Like the greatest number of people today, we are torn apart by the paradox of the situation: on the one hand, we cannot continue to live like this nor let the world, led by an oligarchy of imbeciles, run to its doom; on the other hand, any perspective more desirable than the current disaster, any idea of the practical route by which we might escape this disaster, has been stolen. And no one revolts without having the perspective of a better life, except for several sympathetically desperate souls.
This era doesn’t lack wealth; it is plagued by shortness of breath. “We must have time, we must have [more] time — intrigues of long duration.”[2] One of the principal effects of what one calls “repression” is to take time away from us (same with salaried work). Not only by materially taking time away from us — time passed in prison, time passed trying to get those in prison released — but also and foremost by imposing its own rhythm. The existence of those who stand up to the repression, for themselves and for their entourage, becomes perpetually obsessed with immediate developments. Everything leads to the short-term and what’s new. All duration breaks up. The judicial controls are of this nature; they have these kinds of effects. This is also good.
What has happened to us was not centrally intended to neutralize us as a group, but to create an impression among the greatest number of people, notably among those (and they are many) who no longer manage to hide the ill-will they have for the world such as it is. They haven’t neutralized us. Even better, they have neutralized nothing at all by using us in this way.

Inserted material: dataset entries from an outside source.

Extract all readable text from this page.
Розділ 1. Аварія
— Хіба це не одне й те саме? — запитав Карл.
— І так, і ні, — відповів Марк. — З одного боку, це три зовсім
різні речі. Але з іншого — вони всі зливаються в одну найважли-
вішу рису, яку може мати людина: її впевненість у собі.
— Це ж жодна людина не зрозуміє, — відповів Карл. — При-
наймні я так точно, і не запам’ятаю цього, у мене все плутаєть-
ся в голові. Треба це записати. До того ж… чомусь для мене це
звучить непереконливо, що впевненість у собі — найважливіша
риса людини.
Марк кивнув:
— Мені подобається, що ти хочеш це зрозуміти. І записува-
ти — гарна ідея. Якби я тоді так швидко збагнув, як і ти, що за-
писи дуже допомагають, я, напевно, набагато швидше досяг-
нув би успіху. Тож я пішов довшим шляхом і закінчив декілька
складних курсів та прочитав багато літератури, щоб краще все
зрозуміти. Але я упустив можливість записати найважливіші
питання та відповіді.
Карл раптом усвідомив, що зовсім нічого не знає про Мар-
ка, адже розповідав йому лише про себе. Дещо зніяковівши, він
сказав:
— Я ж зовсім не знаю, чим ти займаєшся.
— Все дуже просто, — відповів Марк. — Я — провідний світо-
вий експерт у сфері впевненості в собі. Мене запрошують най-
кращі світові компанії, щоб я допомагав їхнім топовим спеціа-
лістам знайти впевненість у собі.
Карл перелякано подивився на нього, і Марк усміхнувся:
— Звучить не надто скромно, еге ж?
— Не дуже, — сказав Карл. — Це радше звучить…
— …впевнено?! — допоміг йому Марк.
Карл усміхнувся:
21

And nothing can prevent us from taking up our task once again, this time more widely, no doubt, than before: to re-elaborate a perspective that is capable of removing from us the state of collective impotence that strikes us all. Not exactly a political perspective; not a program; but [an analysis of] the technical and material possibilities of a practical route towards other connections with the world and other social connections, and this by being ready for the existing constraints, the actual organization of this society, its subjectivities as well as its infrastructures.
Because it is only through a keen knowledge of the obstacles to the upheaval that we will manage to clear the horizon. This will be a long-term task, and it doesn’t make any sense for us to pursue it alone. This is an invitation.
[signed]
Aria, Benjamin, Bertrand, Christophe, Elsa, Gabrielle, Julien, Manon, Mathieu and Yildune are the 10 people who have been indicted in the so-called “Tarnac Affair.”[3]
[1] Translator’s note: that is to say, by bugging their apartments with eavesdropping devices.
[2] Translator’s note: I have placed this sentence in quotes, as if it were spoken by “this era.”
[3] Translator’s note: in response to the publication of this statement, the District Attorney’s Office in Paris “asked the judges involved to verify the conditions of the development of these judicial controls” (a representative of the office, quoted in Le Monde, 4 December 2009). “If these obligations were not respected, the District Attorney will draw all the [proper] conclusions.” Those who disobey judicial control risk being returned to prison.
(Published in Le Monde on 3 December 2009. Translated from the French on 4 December 2009.)